WASHINGTON — Rising jet fuel prices are being cited by airlines as the reason for cancelling service to smaller U.S. cities, but an increasingly broken air travel system is as much to blame, according to a new book by a former high-level Federal Aviation Administration official.
"When it comes to air travel today, everyone has a horror story," writes George Donohue, in the understated opening line of his new book, "Terminal Chaos."
An associate administrator for research and acquisition at the FAA from 1994 to 1998, Donohue offers a detailed explanation of both the causes of and solutions to an aviation system in crisis. Today's mess of delays, cancellations and airport chaos are the product of more than two decades of bad decisions, he said.
In an interview, Donohue argued that today's rising fuel prices are providing political cover for legacy airlines like American, United and Delta to retool and go after their smaller, more profitable competitors like Southwest Airlines. Part of this retooling is halting less profitable service to smaller airports like Ft. Lauderdale, Fl., Chattanooga,Tenn., New Haven, Ct. and Hagerstown, Md.
"I think the failure to fix the system is going to lead the legacy air carriers to chase after the low-cost business model and they will go only for the business flyers and the big markets. Low cost leisure air travel (for passengers) has come and gone," Donohue said.
Airlines are reducing their unionized workforces, cramming passengers onto smaller planes and reducing the number of seats available. That will lead to more passengers on fewer flights, for which airlines can charge higher ticket prices. And although there will be fewer airports served, there will also be more traffic on the larger, already congested airfields.
"Our policies have set the system up to not be able to accommodate a large network of inter-city transportation, and we're seeing it with mergers of airlines," said Donohue. "I don't think this is a temporary economic-downturn issue. I think it goes to the heart of it — that our air transportation policy is broken."
"Terminal Chaos" details the ways in which Donohue and co-author Russell Shaver III believe the air travel system is broken. This includes how the FAA and airlines work collaboratively to make optimistic assumptions about weather that result in routine over-scheduling of flights, followed by a domino effect of departure delays and flight cancellations.
There are numerous unsettling surprises for regular flyers in the book, including the fact that very little of aviation communications involves digital data transfers like those used by cell phones and the Internet.

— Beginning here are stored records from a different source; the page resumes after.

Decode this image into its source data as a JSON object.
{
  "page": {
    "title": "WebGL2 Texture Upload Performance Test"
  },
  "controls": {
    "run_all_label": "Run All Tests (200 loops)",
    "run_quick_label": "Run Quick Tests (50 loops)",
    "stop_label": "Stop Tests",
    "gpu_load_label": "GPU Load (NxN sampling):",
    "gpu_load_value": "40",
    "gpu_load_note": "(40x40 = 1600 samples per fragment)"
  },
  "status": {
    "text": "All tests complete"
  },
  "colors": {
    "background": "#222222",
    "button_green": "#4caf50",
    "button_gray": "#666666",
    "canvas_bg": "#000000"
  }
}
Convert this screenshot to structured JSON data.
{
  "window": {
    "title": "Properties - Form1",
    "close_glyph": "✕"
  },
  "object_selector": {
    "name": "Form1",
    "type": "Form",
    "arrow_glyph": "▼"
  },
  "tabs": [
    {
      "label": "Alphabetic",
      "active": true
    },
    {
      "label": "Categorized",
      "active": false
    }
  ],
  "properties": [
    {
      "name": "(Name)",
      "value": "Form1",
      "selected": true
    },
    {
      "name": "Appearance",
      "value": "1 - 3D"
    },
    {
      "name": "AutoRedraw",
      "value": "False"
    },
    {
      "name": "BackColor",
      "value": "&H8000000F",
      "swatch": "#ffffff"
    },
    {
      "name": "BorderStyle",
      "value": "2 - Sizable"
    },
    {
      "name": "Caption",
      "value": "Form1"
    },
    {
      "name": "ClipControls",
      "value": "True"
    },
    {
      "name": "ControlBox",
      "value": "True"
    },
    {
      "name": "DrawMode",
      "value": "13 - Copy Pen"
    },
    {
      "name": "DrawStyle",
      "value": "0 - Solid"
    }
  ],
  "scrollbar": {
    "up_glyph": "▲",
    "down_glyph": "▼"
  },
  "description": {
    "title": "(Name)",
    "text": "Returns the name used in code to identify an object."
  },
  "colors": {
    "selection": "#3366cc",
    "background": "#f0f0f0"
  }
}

Many of Donohue's views are shared by Mary Schiavo, who was the U.S. Department of Transportation's inspector general from 1990 to 1996.
"The system is very, very broken. And unfortunately the problem with the broken system starts at the top," said Schiavo, now an attorney with the law firm Motley Rice in Mount Pleasant, S.C.
Following the deadly May 1996 ValuJet crash in Miami, the position of FAA administrator was made into a post with a five-year term in an effort to depoliticize it. But Schiavo said it's evolved into a revolving door from government to industry lobbying.
The last FAA administrator, Marion Blakely, quit last year in order to head the Aerospace Industries Association, an aviation trade group. The agency has been run since last October by an acting administrator, Robert Sturgell.
"They're devoted to swinging into government and lining up to be a lobbyist. I don't know if we can even begin fixing the system without fixing the FAA," said Schiavo. "You need to hire someone who, at the end of the job, is ready for retirement and not looking for the next post. You make tough decisions in Washington and you make the industry unhappy."
Schiavo agreed with Donohue on several safety issues raised in "Terminal Chaos," most notably that the FAA resists requiring airlines to address the biggest survival risk for flying passengers. Pilots are required to have smoke hoods in the cockpit that they place over their heads if there's an electrical fire. While smoke on board is the most frequent survivable accident on airlines, there's no such provision of smoke hoods for passengers.
"For me personally, you are more likely to die from smoke, from flames from an explosion," said Schiavo, who carries her own smoke hood when she takes commercial flights. The protective hoods are now standard for passengers on many corporate jets.
Donohue argues in "Terminal Chaos" that those iPods, cell phones and laptops you are ordered to turn off during takeoffs and landings actually don't interfere with airline navigation systems.
"The FAA has never been able to confirm these fears, thus private pilots routinely use their computers close to navigation equipment without any problem," he writes in a chapter entitled "Passengers Who Act Like Sheep Will Be Treated Like Sheep."
"The federal government cannot compete with the private sector for competent engineers. The government can't compete with Nextel and AT&T and Verizon and Sprint for the qualified engineers to do modern information technology," said Donohue, who advocates having the private sector play a greater role in modernizing aviation communications. "We're working with a system that is adequate for the 1950s."